Tiago 13/08/2022
A Terceira Margem do Rio
O mistério está às voltas em cada conto do livro. Em A Terceira Margem do Rio, um dos particularmente prediletos da coletânea e de todos os outros contos que já li, é o mistério o que mais atravessa a narrativa. É sobre esse conto que teço aqui meu comentário. Um rio é fundo, é dito pelo narrador, e a leitura de quem lê esse conto, se também não o for, vai morrer no raso. Os elementos simbólicos da narrativa precisam ser considerados: um rio tem duas margens - a de um lado e a de outro. Mas o rio do conto tem três: nessa terceira margem é onde vai o pai do narrador. Essa figura que fica estável diante do rio, que é coisa que tem um movimento contínuo. Concordo com alguns comentadores do conto quando afirmam que a ida do pai para a terceira margem do rio é rodeada de um mistério tão grande tal qual uma espécie de morte. E o filho que perpetuamente vai visita-lo sem sucesso de chamar sua atenção, até o dia em que propõe ficar no lugar do pai, nos põe a nós, leitores, diante do irremediável fato de que a morte é uma experiência intransferível, única para cada sujeito, e absolutamente rodeada de mistério. Dentro da morte não há o que entender, visto que não é o entendimento ou nada mais o que irá importar - o mesmo ocorre com a terceira margem, esse lugar para onde foi o pai.
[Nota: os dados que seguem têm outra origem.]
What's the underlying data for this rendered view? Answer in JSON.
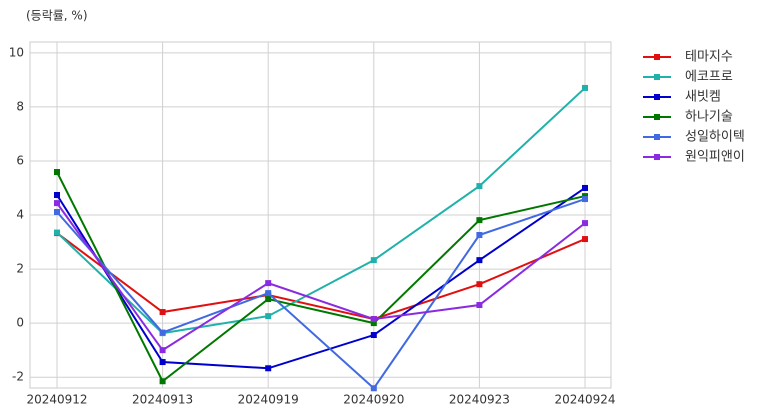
{
  "chart_data": {
    "type": "line",
    "title": "(등락률, %)",
    "categories": [
      "20240912",
      "20240913",
      "20240919",
      "20240920",
      "20240923",
      "20240924"
    ],
    "series": [
      {
        "name": "테마지수",
        "color": "#e01010",
        "values": [
          3.33,
          0.41,
          1.04,
          0.15,
          1.44,
          3.11
        ]
      },
      {
        "name": "에코프로",
        "color": "#20b2aa",
        "values": [
          3.35,
          -0.37,
          0.26,
          2.33,
          5.07,
          8.7
        ]
      },
      {
        "name": "새빗켐",
        "color": "#0000cd",
        "values": [
          4.74,
          -1.44,
          -1.67,
          -0.44,
          2.33,
          5.0
        ]
      },
      {
        "name": "하나기술",
        "color": "#007800",
        "values": [
          5.59,
          -2.15,
          0.89,
          0.0,
          3.81,
          4.7
        ]
      },
      {
        "name": "성일하이텍",
        "color": "#4169e1",
        "values": [
          4.11,
          -0.35,
          1.11,
          -2.41,
          3.26,
          4.59
        ]
      },
      {
        "name": "원익피앤이",
        "color": "#8a2be2",
        "values": [
          4.44,
          -1.0,
          1.48,
          0.15,
          0.67,
          3.7
        ]
      }
    ],
    "ylim": [
      -2.4,
      10.4
    ],
    "yticks": [
      -2,
      0,
      2,
      4,
      6,
      8,
      10
    ],
    "grid": true,
    "legend": "outside-right"
  }
}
Os parentes do filho, narrador do conto, tomam cada um o seu rumo: casam-se, vão morar com outros parentes. Menos ele. Sua devoção ao pai, seu luto insuperável causam nele uma incompreensível culpa que fica implícita ao leitor. Os anos passam e o filho já não é outra coisa senão sua culpa, sua devoção. Até que o segundo grande momento do conto ocorre: o filho propõe um lugar possível que ele possa ocupar na vida: o de entrar na canoa no lugar do pai. É quando o pai parece aceitar a proposta, acena e está voltando da terceira margem que o filho não suporta de terror; corre, retrocede. Sabe ali que o lugar do pai não pode ser ocupado. Se não for o lugar do pai que será ocupado, que lugar resta a ele? Ao fim do conto, há uma identificação ao próprio rio que corre, que leva, que segue seu fluxo.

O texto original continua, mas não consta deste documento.